Pour un montage pédagogique

La télévision marocaine est mobilisée pour le scrutin du 7 octobre. La  première chaîne publique a entamé sa rentrée avec un réaménagement de ses programmes dans la perspective des élections législatives.

Cette phase organisée comme une précampagne électorale mais avec les mêmes principes d’équité qui président à la gestion de la campagne officielle qui démarre le 24 septembre et ce avec le regard attentif de la Haca.

Deux initiatives importantes ont été lancées dans ce sens. D’abord avec l’introduction de deux rubriques spéciales au sein du conducteur du principal journal télévisé de Al oula à savoir «les attentes des citoyens» et «hôte d’un parti». L’autre nouveauté de cette précampagne électorale est le recentrage des émissions traditionnelles de la chaîne de débat autour du thème des élections. Dans ce sens un avant goût a été présenté mardi dernier avec la métamorphose de l’émission de Mohamed Tijini qui au lieu d’un seul invité  a reçu quatre représentants de partis politiques. L’animateur n’a pas cessé d’expliquer ce changement et les nouvelles règles de conduite par les instructions de la Haca. Nous aurons l’occasion pour y revenir plus en détails.

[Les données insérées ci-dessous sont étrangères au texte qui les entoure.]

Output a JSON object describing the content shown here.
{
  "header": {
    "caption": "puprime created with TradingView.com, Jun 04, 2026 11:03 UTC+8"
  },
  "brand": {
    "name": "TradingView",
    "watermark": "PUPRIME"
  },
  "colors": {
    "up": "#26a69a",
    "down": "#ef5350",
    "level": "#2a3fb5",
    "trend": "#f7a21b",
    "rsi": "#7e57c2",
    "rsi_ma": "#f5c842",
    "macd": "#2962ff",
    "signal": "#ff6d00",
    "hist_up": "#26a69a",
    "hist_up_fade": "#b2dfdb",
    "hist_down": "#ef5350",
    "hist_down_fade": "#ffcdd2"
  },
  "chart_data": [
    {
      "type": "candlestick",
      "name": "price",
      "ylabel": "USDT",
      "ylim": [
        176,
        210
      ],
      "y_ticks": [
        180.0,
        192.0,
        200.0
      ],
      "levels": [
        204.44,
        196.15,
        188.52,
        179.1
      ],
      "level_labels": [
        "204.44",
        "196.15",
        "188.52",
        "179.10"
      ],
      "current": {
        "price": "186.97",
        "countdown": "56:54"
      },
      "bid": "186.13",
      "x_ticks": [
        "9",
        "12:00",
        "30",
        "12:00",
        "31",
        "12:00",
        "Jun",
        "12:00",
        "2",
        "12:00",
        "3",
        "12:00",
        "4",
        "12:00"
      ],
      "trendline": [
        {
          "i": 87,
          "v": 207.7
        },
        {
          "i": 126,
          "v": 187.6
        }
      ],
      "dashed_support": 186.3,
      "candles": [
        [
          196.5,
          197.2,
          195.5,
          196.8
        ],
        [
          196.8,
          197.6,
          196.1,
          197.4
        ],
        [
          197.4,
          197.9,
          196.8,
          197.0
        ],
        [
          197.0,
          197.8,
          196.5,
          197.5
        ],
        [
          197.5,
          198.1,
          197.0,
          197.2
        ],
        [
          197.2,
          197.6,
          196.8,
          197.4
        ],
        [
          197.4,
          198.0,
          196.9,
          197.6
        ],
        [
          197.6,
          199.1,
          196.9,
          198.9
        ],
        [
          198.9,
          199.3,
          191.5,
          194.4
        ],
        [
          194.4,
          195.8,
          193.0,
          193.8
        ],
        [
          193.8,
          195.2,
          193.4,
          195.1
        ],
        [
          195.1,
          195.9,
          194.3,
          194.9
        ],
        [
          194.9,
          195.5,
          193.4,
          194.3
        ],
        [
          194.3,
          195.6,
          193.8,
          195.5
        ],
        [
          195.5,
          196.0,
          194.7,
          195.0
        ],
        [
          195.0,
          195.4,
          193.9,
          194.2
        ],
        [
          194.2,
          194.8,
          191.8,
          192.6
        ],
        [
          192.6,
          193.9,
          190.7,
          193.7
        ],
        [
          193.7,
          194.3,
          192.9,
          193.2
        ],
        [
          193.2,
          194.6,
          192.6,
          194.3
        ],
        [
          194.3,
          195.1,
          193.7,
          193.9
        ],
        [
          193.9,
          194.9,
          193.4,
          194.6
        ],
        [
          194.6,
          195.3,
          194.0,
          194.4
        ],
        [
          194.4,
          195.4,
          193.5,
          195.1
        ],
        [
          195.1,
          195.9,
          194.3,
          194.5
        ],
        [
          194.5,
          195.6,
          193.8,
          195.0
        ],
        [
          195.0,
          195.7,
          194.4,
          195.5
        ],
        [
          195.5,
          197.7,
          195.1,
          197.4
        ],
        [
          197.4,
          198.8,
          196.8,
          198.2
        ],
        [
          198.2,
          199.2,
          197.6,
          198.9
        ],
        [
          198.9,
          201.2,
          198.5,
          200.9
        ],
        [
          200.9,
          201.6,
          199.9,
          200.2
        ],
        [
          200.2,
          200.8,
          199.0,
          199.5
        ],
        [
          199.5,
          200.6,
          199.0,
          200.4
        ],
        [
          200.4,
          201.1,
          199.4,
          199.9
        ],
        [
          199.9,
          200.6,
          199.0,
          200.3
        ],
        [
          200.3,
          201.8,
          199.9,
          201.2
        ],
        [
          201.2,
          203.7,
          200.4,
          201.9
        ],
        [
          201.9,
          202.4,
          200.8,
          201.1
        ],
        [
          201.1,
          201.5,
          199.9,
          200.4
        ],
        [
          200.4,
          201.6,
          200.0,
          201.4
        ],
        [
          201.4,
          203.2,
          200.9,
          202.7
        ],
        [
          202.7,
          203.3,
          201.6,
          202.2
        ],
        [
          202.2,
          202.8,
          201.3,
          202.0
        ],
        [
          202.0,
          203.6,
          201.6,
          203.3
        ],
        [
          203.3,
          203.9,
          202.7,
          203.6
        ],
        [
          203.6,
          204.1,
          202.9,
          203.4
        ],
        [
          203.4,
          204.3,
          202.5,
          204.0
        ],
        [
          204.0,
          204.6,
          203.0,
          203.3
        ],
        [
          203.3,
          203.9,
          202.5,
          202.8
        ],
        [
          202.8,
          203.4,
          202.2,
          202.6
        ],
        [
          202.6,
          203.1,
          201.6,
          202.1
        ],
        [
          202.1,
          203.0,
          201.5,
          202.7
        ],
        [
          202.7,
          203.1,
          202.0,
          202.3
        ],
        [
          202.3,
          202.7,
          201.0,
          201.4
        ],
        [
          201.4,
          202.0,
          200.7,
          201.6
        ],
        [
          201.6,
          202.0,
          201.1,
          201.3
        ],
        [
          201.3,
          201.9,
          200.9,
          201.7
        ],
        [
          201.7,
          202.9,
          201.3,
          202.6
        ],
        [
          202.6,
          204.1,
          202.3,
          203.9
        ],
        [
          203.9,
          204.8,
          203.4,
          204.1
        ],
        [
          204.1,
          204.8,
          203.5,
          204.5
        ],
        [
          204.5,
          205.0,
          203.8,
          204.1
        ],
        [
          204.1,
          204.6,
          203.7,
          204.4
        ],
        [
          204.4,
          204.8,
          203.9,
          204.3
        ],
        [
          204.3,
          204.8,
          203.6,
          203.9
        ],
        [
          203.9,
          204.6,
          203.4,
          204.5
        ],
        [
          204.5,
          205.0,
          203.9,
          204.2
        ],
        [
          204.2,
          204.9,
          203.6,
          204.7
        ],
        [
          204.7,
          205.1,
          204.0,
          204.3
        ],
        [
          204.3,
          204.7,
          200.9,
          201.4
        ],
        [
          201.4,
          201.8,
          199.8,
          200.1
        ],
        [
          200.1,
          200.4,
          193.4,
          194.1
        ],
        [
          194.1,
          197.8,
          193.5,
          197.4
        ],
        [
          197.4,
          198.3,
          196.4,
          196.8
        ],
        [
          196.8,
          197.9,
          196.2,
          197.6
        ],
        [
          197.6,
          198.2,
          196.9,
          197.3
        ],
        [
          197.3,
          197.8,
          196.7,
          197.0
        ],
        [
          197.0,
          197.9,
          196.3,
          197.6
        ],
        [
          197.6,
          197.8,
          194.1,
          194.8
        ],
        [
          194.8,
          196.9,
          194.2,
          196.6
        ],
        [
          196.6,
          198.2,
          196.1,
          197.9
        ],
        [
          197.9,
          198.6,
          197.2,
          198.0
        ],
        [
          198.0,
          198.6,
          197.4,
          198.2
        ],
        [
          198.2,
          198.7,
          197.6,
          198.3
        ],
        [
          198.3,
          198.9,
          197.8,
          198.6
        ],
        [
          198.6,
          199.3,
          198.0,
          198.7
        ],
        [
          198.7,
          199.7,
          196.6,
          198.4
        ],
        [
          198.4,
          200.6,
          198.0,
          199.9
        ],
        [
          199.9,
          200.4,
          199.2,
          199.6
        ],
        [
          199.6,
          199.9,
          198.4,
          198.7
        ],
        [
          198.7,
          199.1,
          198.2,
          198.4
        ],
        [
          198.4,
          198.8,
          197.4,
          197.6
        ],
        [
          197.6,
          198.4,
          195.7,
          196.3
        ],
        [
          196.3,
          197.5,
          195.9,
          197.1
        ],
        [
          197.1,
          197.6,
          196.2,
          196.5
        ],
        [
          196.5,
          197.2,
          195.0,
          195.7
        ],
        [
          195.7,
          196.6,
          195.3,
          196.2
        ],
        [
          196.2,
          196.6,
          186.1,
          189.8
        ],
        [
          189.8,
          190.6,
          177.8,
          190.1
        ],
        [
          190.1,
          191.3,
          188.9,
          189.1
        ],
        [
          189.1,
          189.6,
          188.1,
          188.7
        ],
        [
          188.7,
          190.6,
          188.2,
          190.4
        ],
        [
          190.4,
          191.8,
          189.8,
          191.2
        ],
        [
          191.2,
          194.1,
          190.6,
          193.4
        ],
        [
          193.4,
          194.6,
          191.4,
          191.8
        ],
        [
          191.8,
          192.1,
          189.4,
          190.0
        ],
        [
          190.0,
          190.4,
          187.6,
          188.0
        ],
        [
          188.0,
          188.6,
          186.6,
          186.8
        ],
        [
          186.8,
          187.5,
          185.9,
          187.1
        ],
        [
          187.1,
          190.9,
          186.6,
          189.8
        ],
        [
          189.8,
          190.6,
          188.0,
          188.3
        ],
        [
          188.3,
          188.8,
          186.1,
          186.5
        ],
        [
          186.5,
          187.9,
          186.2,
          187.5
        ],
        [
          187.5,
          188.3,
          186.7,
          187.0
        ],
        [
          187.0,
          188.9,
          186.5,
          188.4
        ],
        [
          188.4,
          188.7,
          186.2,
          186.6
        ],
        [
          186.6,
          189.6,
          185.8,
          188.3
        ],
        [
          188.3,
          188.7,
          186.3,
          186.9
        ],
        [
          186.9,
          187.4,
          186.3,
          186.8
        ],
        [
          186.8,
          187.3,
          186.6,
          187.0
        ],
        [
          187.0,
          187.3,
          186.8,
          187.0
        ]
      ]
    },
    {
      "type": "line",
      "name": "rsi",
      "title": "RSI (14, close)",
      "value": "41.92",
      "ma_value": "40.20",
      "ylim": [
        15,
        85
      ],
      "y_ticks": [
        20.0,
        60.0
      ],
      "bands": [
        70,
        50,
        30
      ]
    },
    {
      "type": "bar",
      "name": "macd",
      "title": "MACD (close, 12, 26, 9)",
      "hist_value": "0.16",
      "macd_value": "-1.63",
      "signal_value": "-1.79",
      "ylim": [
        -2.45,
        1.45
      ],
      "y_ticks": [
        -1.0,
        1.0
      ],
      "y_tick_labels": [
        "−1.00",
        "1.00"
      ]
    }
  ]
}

Les deux rubriques introduites au sein du JT sont par ailleurs très importantes et très révélatrices. Elles portent de nombreux messages souvent au-delà de ceux prévus par le scénario initial. Chaque séquence audiovisuelle est un faisceau de signes multiples, explicites et implicites. La rubrique «Attentes des citoyens» offre un panorama large de ce que pensent les citoyens du pays profonds. Le principe est celui basic d’un reportage porté par le système du micro-trottoir. Une démarche qui sous les apparences de la transparence transfigure les discours du citoyen interviewé par le biais de la technique du montage. In fine ce que nous recevons ce n’est pas ce que le citoyen a bien dit mais ce que la régie et les fameux cut du monteur ont bien voulu nous faire parvenir. Et à ce propos, il est triste de constater que les préposés au montage privilégient le souci du respect du timing sur celui du message de l’invité. Ceci prend des proportions alarmantes lors des reportages au sein des différents partis politiques. On assiste alors à des montages de parole qui frisent l’absurde. L’observateur attentif a l’impression que l’on coupe au hasard du déroulement de la bande son. On a entendu par exemple un leader d’un parti politique présentant le programme de son parti commencer son intervention par « troisièmement »…L’énumération qu’il avait commencée à été zappée par le monteur.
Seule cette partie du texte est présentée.